I have to take issue with some of this article.

First, while it is wrong to focus exclusively upon tests, this destructive aversion to the idea of testing is troublesome. Tests, when properly conceived, are a tool to demonstrate and determine whether a student has absorbed the curriculum. Tests are essential to that process.

Second, while it is important to be well-versed in the arts, music and literature, most of the breakthroughs in technology and innovation that are necessary to increase the economy of the United States, and the standard of living of Americans, will be as a result of expertise in areas such as chemistry, physics, biology..."hard sciences", along with expertise in engineering.
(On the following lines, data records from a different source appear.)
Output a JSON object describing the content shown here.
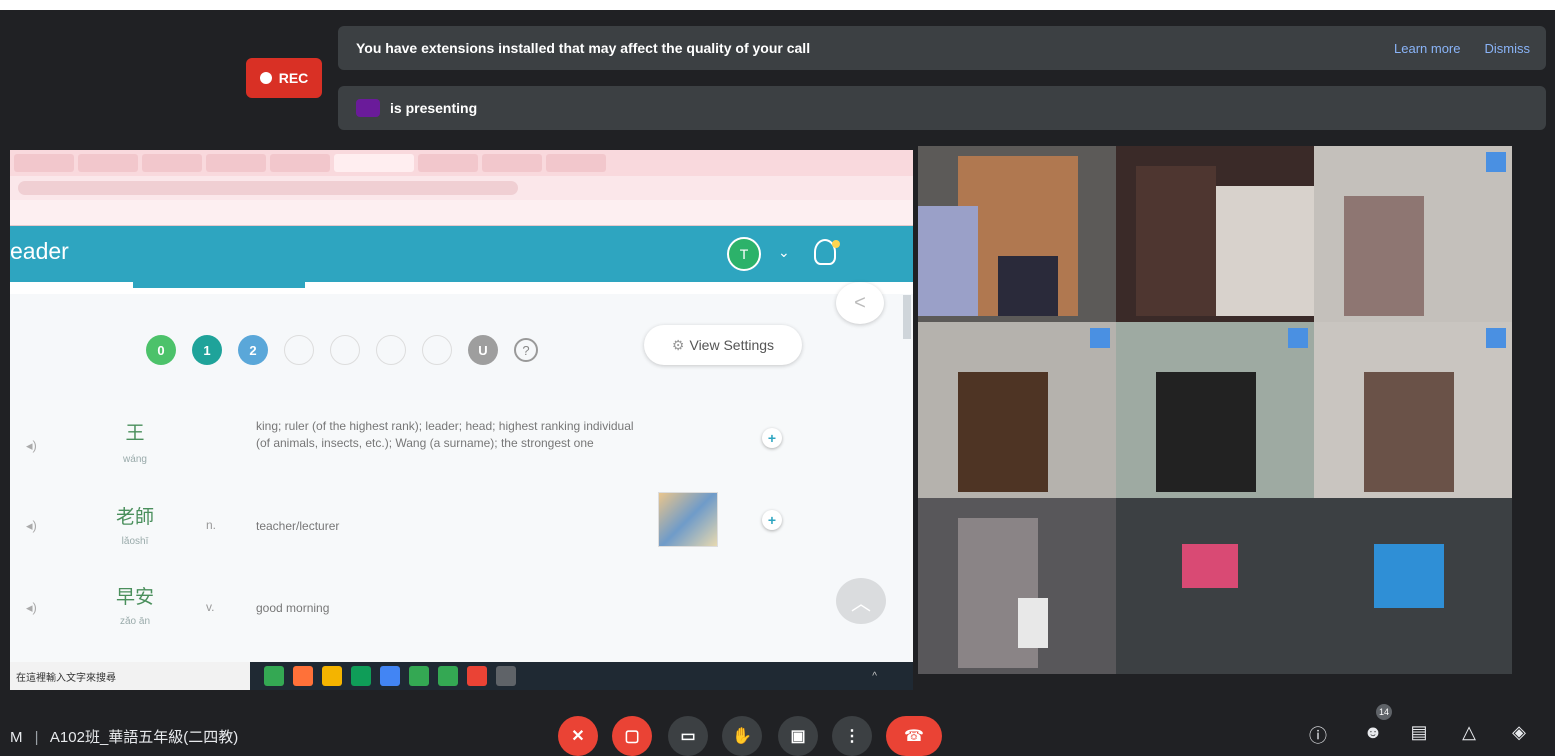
{
  "recording": {
    "label": "REC"
  },
  "notices": {
    "extensions": {
      "message": "You have extensions installed that may affect the quality of your call",
      "learn_more": "Learn more",
      "dismiss": "Dismiss"
    },
    "presenting": {
      "presenter_initials": "",
      "message": "is presenting"
    }
  },
  "presentation": {
    "app_title": "eader",
    "avatar_letter": "T",
    "view_settings": "View Settings",
    "help_label": "?",
    "levels": [
      {
        "label": "0",
        "color": "#4cc26a"
      },
      {
        "label": "1",
        "color": "#1fa39a"
      },
      {
        "label": "2",
        "color": "#5aa7d9"
      },
      {
        "label": "",
        "color": ""
      },
      {
        "label": "",
        "color": ""
      },
      {
        "label": "",
        "color": ""
      },
      {
        "label": "",
        "color": ""
      },
      {
        "label": "U",
        "color": "#9e9e9e"
      }
    ],
    "vocabulary": [
      {
        "hanzi": "王",
        "pinyin": "wáng",
        "pos": "",
        "definition": "king; ruler (of the highest rank); leader; head; highest ranking individual (of animals, insects, etc.); Wang (a surname); the strongest one",
        "has_image": false
      },
      {
        "hanzi": "老師",
        "pinyin": "lǎoshī",
        "pos": "n.",
        "definition": "teacher/lecturer",
        "has_image": true
      },
      {
        "hanzi": "早安",
        "pinyin": "zǎo ān",
        "pos": "v.",
        "definition": "good morning",
        "has_image": false
      }
    ],
    "taskbar": {
      "search_placeholder": "在這裡輸入文字來搜尋"
    }
  },
  "meeting": {
    "time_suffix": "M",
    "separator": "|",
    "title": "A102班_華語五年級(二四教)",
    "participant_count": "14"
  },
  "colors": {
    "meet_bg": "#202124",
    "danger": "#ea4335",
    "accent_link": "#8ab4f8",
    "reader_teal": "#2ea5c0"
  }
}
In too many U.S. highschools, math and science teachers often did not even major in those disciplines while in college. That must change if we are to remain a powerful nation.

Third, something like 75% of all graduate students in the hard sciences in U.S. universities are foreigners studying here. Our students eschew the hard sciences, preferring degrees in law or business administration. This is not healthy for our nation.

In the future, when China or India "cleans our clock" in the areas of technological innovation and scientific inventions, our law school and MBA grads can protect our nation and our standard of living through filing law suits and conjuring up theoretical business models.

Cough.

I don't believe it is possible to get
a true "liberal arts" education any more. Did you see the list of courses the English major shooter at Virginia Tech had completed in his field of Study? There was not a classical English or American writer to be seen. American and European history has been rewritten. There is no longer any disapline or rigor in any of these areas of study. Statistics and economics texts have been "dummied down" has have others. One posting laments that conservative writing has degenerated in the past 30 years. He may be correct, that is about the time it took for the "liberal arts" to self destruct. K-12 and higher education have failed and self destructed. We are poorer for it.